Trump Minta Data Warga RI Bisa Bawa Petaka Besar, Ini Kata Peneliti UI
Jakarta, CNBC Indonesia - Pemerintahan Donald Trump memasukkan poin terkait transfer data pribadi dari Indonesia ke Amerika Serikat (AS), dalam pernyataan terkait kesepakatan tarif resiprokal antara kedua negara.
Ada beberapa poin yang tertera dalam pengumuman di situs resmi Gedung Putih berjudul 'Joint Statement of Framework for United States-Indonesia Agreement on Reciprocal Trade'.
Hasil kesepakatan tersebut membuat tarif impor AS untuk produk asal RI turun menjadi 19% dari rencana sebelumnya sebesar 32%.
Kendati demikian, poin transfer data pribadi dari Indonesia ke AS memicu kontroversi. Beberapa pihak menyoroti dampak dari transfer data lintas batas tersebut.
Peneliti di Lembaga Penyelidikan Ekonomi dan Masyarakat (LPEM) FE UI, Ibra Kholilul Rohman, mengatakan transfer data pribadi lintas negara ini menyentuh aspek fundamental, yakni kedaulatan digital, hak atas privasi, serta arsitektur tata kelola data nasional.
Ia memperinci bawa Indonesia telah menunjukkan kecenderungan pada kebijakan kedaulatan data. Hal ini tercermin dalam beberapa regulasi yang dikeluarkan pemerintah, sebagai berikut:
• UU No. 27/2022 tentang Perlindungan Data Pribadi, yang mengatur bahwa pemrosesan data harus didasarkan pada prinsip-prinsip keadilan, transparansi, dan akuntabilitas.
• PP No. 71/2019 tentang Penyelenggaraan Sistem dan Transaksi Elektronik yang mewajibkan data strategis disimpan di dalam negeri.
• POJK No.13/POJK.03/2020 dan POJK No.4/POJK.05/2021 yang mewajibkan institusi keuangan bank dan non-bank menggunakan pusat data dan disaster recovery center di wilayah Indonesia.
"Dengan latar belakang ini, pengalihan data pribadi warga RI ke AS seharusnya tidak dilakukan secara serampangan hanya karena kesepakatan dagang, apalagi jika belum jelas mekanisme pengakuan kecukupan perlindungan data (adequacy mechanism) seperti yang dimiliki Uni Eropa dalam kebijakan GDPR-nya," kata Ibra dalam pernyataan yang diterima CNBC Indonesia, Sabtu (26/7/2025).
Menurut Ibra, perlu dicermati apakah AS memiliki standar perlindungan data yang setara atau lebih tinggi dibandingkan Indonesia.

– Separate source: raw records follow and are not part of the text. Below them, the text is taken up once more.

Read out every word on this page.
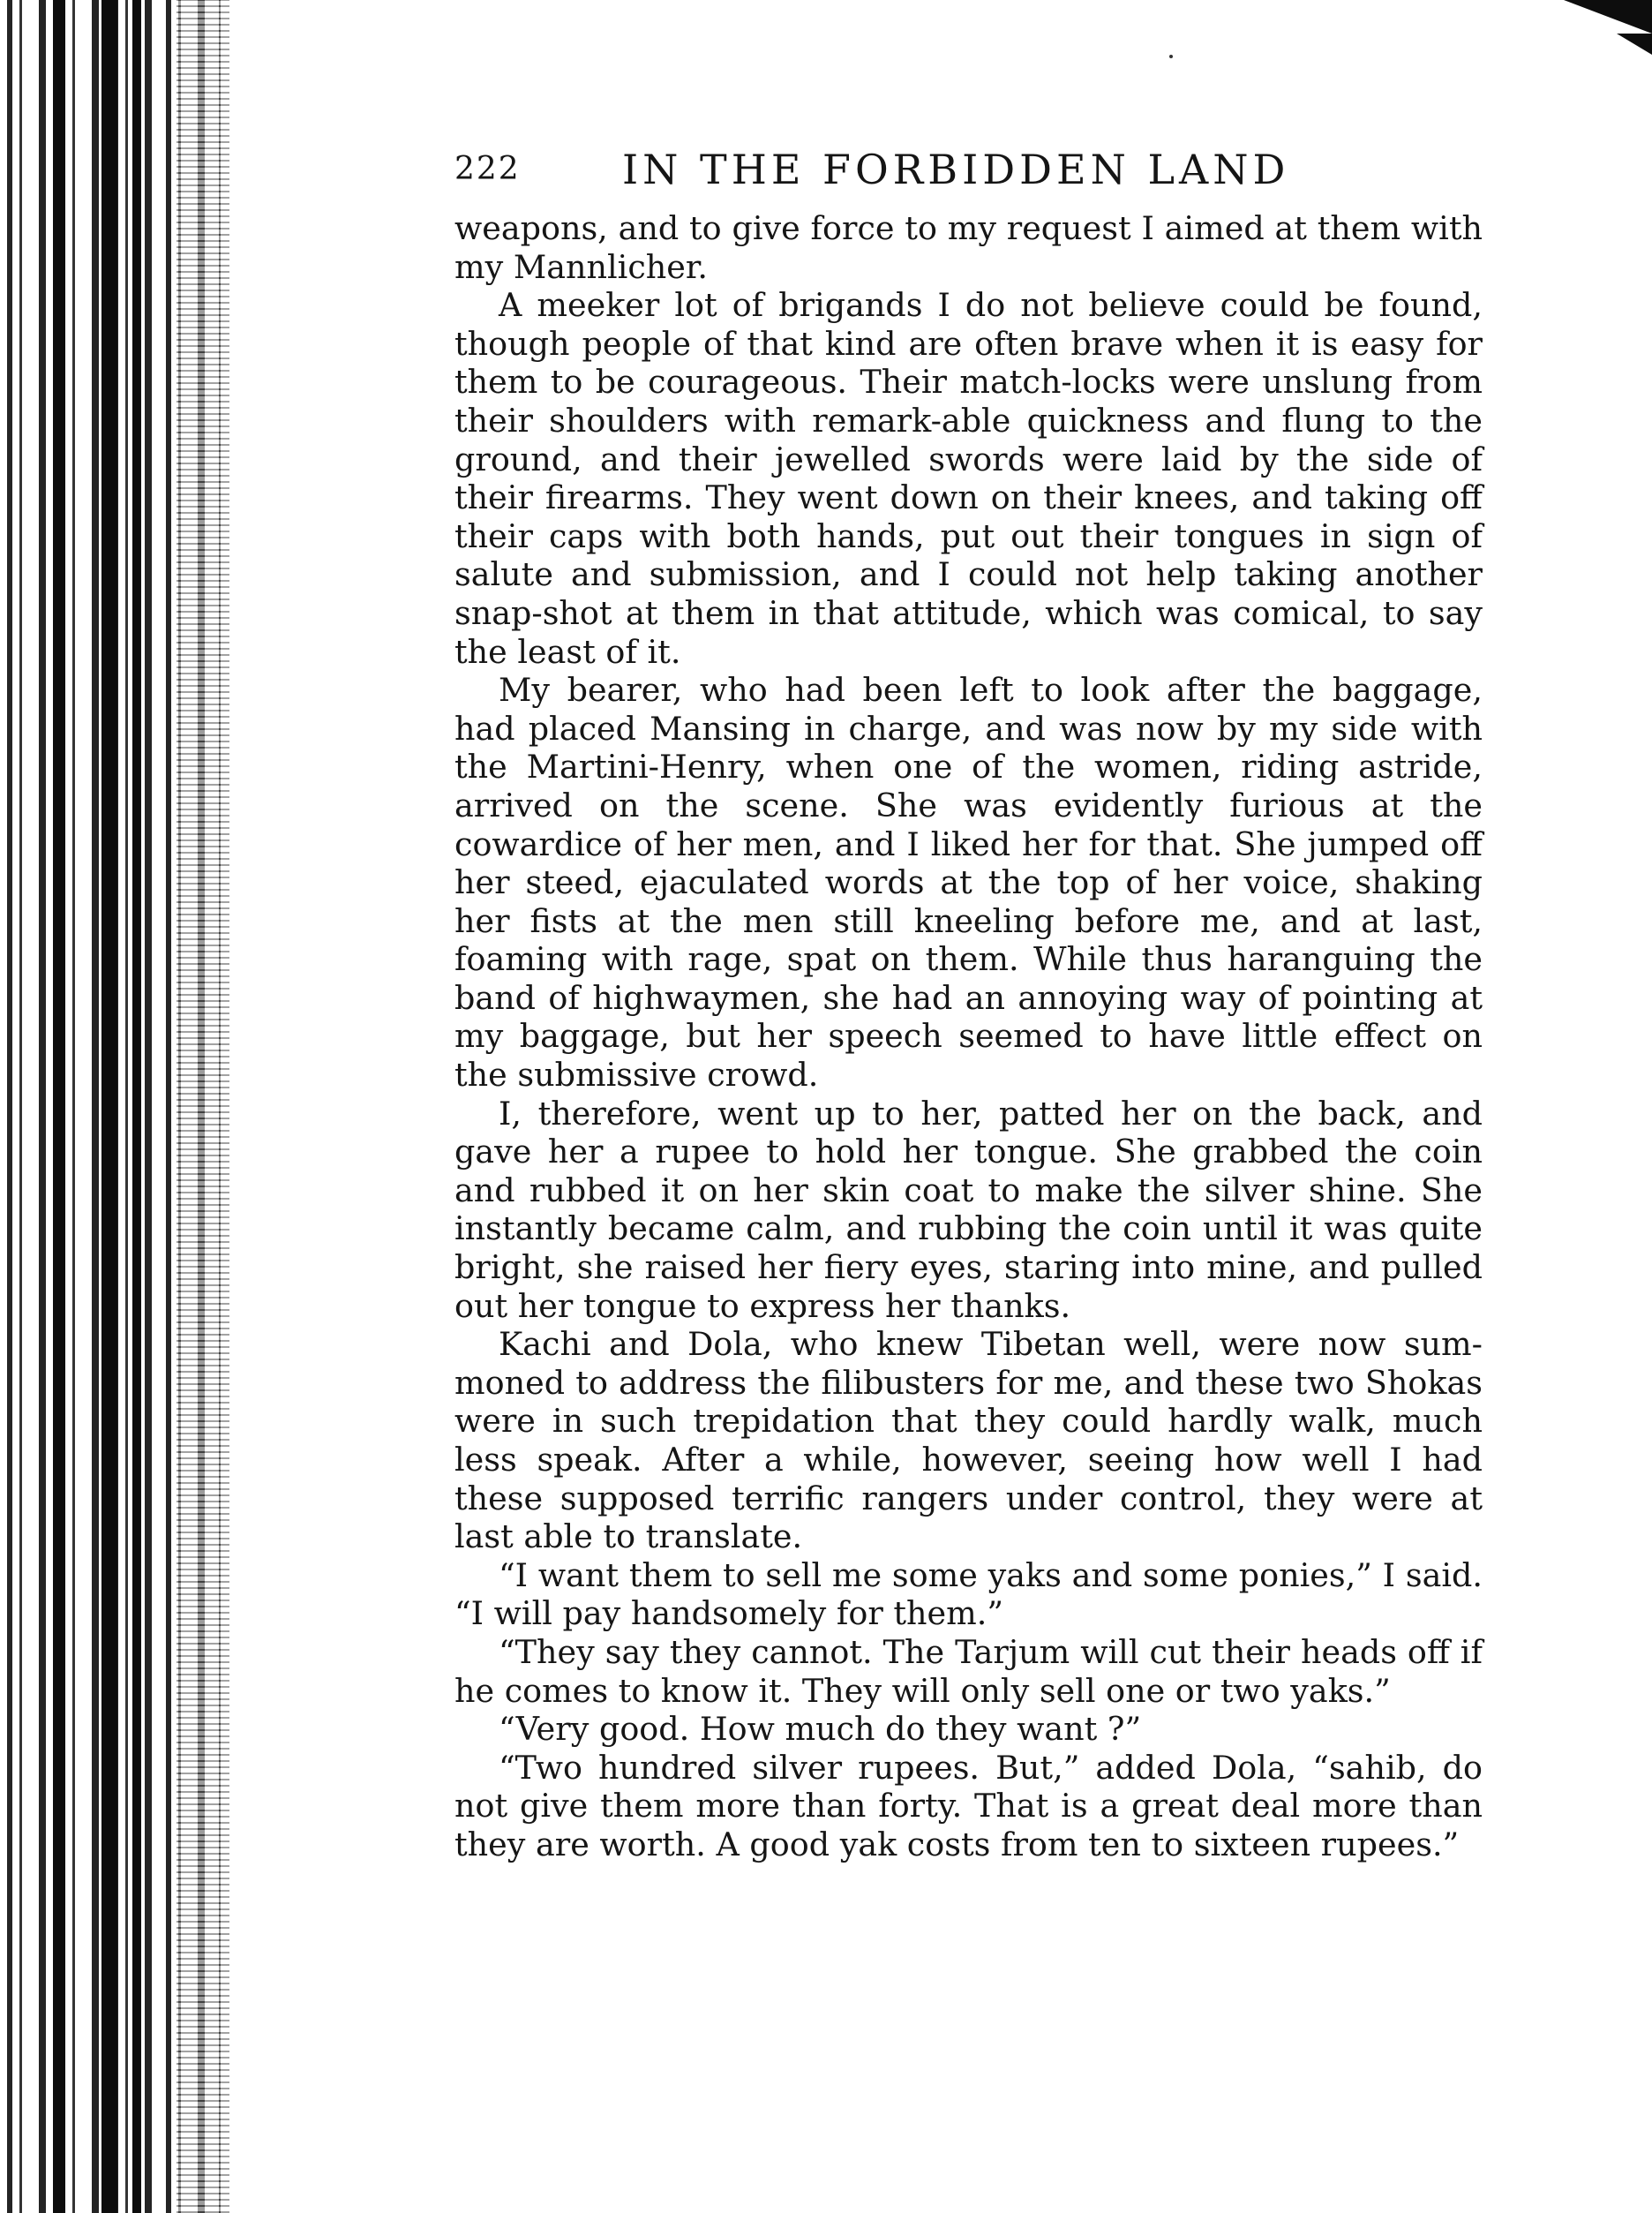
222	IN THE FORBIDDEN LAND

weapons, and to give force to my request I aimed at them with my Mannlicher.

A meeker lot of brigands I do not believe could be found, though people of that kind are often brave when it is easy for them to be courageous. Their match-locks were unslung from their shoulders with remark-able quickness and flung to the ground, and their jewelled swords were laid by the side of their firearms. They went down on their knees, and taking off their caps with both hands, put out their tongues in sign of salute and submission, and I could not help taking another snap-shot at them in that attitude, which was comical, to say the least of it.

My bearer, who had been left to look after the baggage, had placed Mansing in charge, and was now by my side with the Martini-Henry, when one of the women, riding astride, arrived on the scene. She was evidently furious at the cowardice of her men, and I liked her for that. She jumped off her steed, ejaculated words at the top of her voice, shaking her fists at the men still kneeling before me, and at last, foaming with rage, spat on them. While thus haranguing the band of highwaymen, she had an annoying way of pointing at my baggage, but her speech seemed to have little effect on the submissive crowd.

I, therefore, went up to her, patted her on the back, and gave her a rupee to hold her tongue. She grabbed the coin and rubbed it on her skin coat to make the silver shine. She instantly became calm, and rubbing the coin until it was quite bright, she raised her fiery eyes, staring into mine, and pulled out her tongue to express her thanks.

Kachi and Dola, who knew Tibetan well, were now sum-moned to address the filibusters for me, and these two Shokas were in such trepidation that they could hardly walk, much less speak. After a while, however, seeing how well I had these supposed terrific rangers under control, they were at last able to translate.

“I want them to sell me some yaks and some ponies,” I said. “I will pay handsomely for them.”

“They say they cannot. The Tarjum will cut their heads off if he comes to know it. They will only sell one or two yaks.”

“Very good. How much do they want ?”

“Two hundred silver rupees. But,” added Dola, “sahib, do not give them more than forty. That is a great deal more than they are worth. A good yak costs from ten to sixteen rupees.”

Hal ini harus diverifikasi secara legal dan teknis.
Jika tidak, Ibra menilai ada potensi risiko bahaya yang muncul dari transfer data pribadi lintas batas tersebut, sebagai berikut:
• Melemahkan posisi hukum warga negara untuk menggugat pelanggaran data;
• Menurunkan kedaulatan hukum Indonesia terhadap data digital yang dihasilkan warganya sendiri;
• Membuka celah eksploitasi data oleh entitas asing tanpa imbal hasil ekonomi yang jelas bagi Indonesia.

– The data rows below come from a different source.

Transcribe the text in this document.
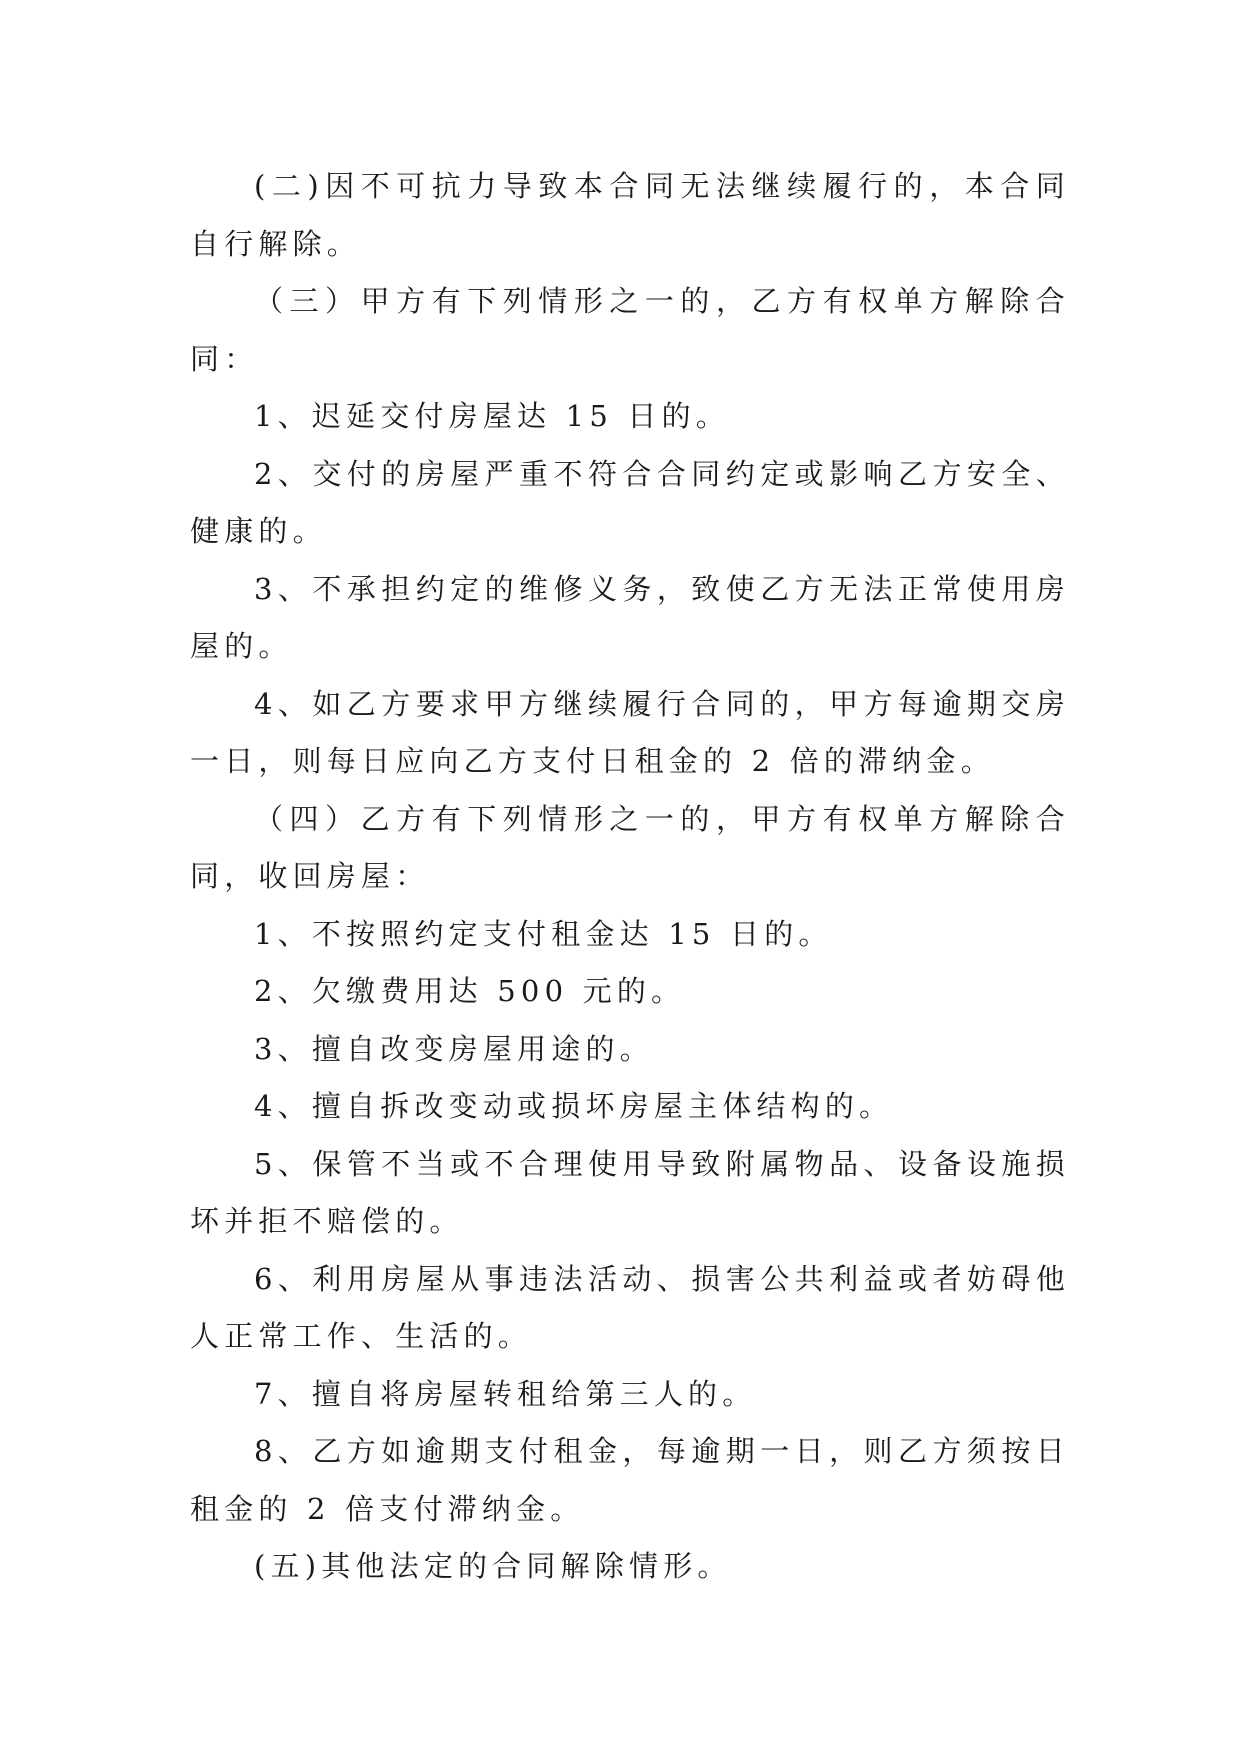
(二)因不可抗力导致本合同无法继续履行的，本合同自行解除。

（三）甲方有下列情形之一的，乙方有权单方解除合同：

1、迟延交付房屋达 15 日的。

2、交付的房屋严重不符合合同约定或影响乙方安全、健康的。

3、不承担约定的维修义务，致使乙方无法正常使用房屋的。

4、如乙方要求甲方继续履行合同的，甲方每逾期交房一日，则每日应向乙方支付日租金的 2 倍的滞纳金。

（四）乙方有下列情形之一的，甲方有权单方解除合同，收回房屋：

1、不按照约定支付租金达 15 日的。

2、欠缴费用达 500 元的。

3、擅自改变房屋用途的。

4、擅自拆改变动或损坏房屋主体结构的。

5、保管不当或不合理使用导致附属物品、设备设施损坏并拒不赔偿的。

6、利用房屋从事违法活动、损害公共利益或者妨碍他人正常工作、生活的。

7、擅自将房屋转租给第三人的。

8、乙方如逾期支付租金，每逾期一日，则乙方须按日租金的 2 倍支付滞纳金。

(五)其他法定的合同解除情形。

Ibra juga mengingatkan kembali soal pengalaman Indonesia terkait kebocoran data yang sudah terjadi berulang kali, bahkan tanpa aliran lintas negara. Misalnya saja dalam kasus BPJS Kesehatan, Tokopedia, KPU, dan BRI Life.
"Hal ini menunjukkan bahwa kapasitas perlindungan dan penegakan hukum kita sendiri masih perlu diperkuat, sebelum berbicara soal aliran lintas batas," Ibra menegaskan.
Untuk itu, Ibra menyarankan penundaan implementasi klausul tersebut hingga tercapai mekanisme mutual adequacy recognition antara otoritas Indonesia dan AS.
Tak cuma itu, perlu juga ada sistem audit dan redress mechanism yang dapat diakses oleh warga Indonesia. Lalu, transparansi publik atas jenis, volume, dan tujuan data yang ditransfer.
Terakhir, perlu ditekankan pentingnya infrastruktur data center dan cybersecurity nasional yang telah mencapai tingkat kesiapan minimum sesuai studi IFG Progress. Studi tersebut menunjukkan Indonesia tertinggal jauh dari Singapura, India, dan Australia dalam kapasitas pusat data.
"Kesimpulannya, Indonesia harus berhati-hati agar jangan sampai kesepakatan ini menjadi "pasal kecil yang berdampak besar" bagi kedaulatan digital kita. Prinsip kehati-hatian dan penguatan tata kelola data nasional harus menjadi dasar semua bentuk perjanjian digital internasional," pungkas Ibra.